By
The Associated Press
PARIS - Two major polling firms put the Socialists well ahead of President Jacques Chirac's conservatives in the race Sunday for Paris City Hall, which has been a bastion of the right for a quarter-century.
An exit poll by CSA said the Socialists, led by Bertrand Delanoe, had won at least 82 seats on city council, the minimum needed to take the mayor's office. CSA said the number could be as high as 95.
Another firm, Ipsos, reported that the Socialists had won at least 86 seats, while the right had won no more than 77. The exit polls were in line with one by Sofres, which had indicated earlier that the Socialists were ahead.
Official results from the Interior Ministry were not expected until early Monday. The mayor, to be chosen Friday, needs 82 votes from the 163-member council.
Paris - where Chirac served as mayor for 18 years - is the plum of this round of municipal elections, with the race between Delanoe, who led in a first round of voting March 11, and Philippe Seguin of Chirac's conservative Rally for the Republic party, known as RPR.
The city halls of Paris, Lyon and Toulouse are the real tests for the staying power of Chirac's right ahead of next year's presidential and legislative elections, and for the ability of Prime Minister Lionel Jospin's left to gain political ground - as it did with its overwhelming victory in 1997 legislative elections.
Chirac and Jospin may face each other in the presidential contest.
In Toulouse, Philippe Douste-Blazy of the right won over Socialist Francois Simon, 53 percent to 47 percent, according to final poll results by Sofres.

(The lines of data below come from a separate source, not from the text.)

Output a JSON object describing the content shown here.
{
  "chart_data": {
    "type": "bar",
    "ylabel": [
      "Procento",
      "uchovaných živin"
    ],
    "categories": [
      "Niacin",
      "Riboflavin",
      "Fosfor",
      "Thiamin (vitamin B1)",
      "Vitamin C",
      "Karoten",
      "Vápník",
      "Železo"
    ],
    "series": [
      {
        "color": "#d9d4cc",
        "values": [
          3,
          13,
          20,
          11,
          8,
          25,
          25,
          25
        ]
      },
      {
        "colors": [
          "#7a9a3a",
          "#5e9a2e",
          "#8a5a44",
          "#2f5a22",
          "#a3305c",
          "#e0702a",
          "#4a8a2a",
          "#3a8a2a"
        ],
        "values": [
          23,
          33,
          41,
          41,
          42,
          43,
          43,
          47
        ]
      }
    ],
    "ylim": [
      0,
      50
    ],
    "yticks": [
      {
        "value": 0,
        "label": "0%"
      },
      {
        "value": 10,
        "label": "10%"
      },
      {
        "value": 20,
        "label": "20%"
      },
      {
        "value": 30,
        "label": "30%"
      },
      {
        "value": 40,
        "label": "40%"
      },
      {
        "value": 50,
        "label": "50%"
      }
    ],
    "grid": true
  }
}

Jospin's camp also suffered setbacks in Avignon and Blois, where two high-profile ministers lost. Education Minister Jack Lang, a Socialist standard-bearer, lost his mayor's post in Blois to the right by 34 votes. Labor Minister Elisabeth Guigou lost, by a wide margin, her battle for the Avignon mayor's office to Marie-Jose Roig of the RPR.
In Lyon, France's second-largest city, the race remained tight, but first estimates showed the vote evenly split between the left and the right.
The left also lost the mayor's office in Rouen.
Early signs in Paris were good for the left, but the Socialists were not yet prepared to open the champagne.
"There is still a lot of uncertainty ... lessons will be drawn over the course of the night," Francois Hollande, Socialist First Secretary, told French television.
Estimated voter turnout nationwide was higher than last week's first round of municipal voting, with 69 percent of the 40 million eligible voters going to the polls, according to Sofres and CSA. The rate last week was 53 percent.
In Paris, Delanoe, 50, a virtually unknown senator a year ago, hoped to pluck away Chirac's political bastion from contender Seguin, 57, former RPR leader with a national profile.
While serving as mayor, until 1995, Chirac built his neo-Gaullist RPR into a powerful political machine that became the main rightist force in France. The RPR's grip on Paris has been so complete that, in the 1980s, the party twice captured all 20 arrondissements, or districts.
Delanoe, who took 31 percent of the vote in the first round, was counting on the Green Party, which had 12 percent of the vote.
Seguin came out of the first round with 26 percent of the vote, but in the past week persuaded incumbent Mayor Jean Tiberi ñ who got 14 percent of the vote ñ to withdraw from some districts.
Tiberi, expelled from the RPR for refusing to bow out of the race, is hobbled by kickback scandals that allegedly date to the days of Chirac.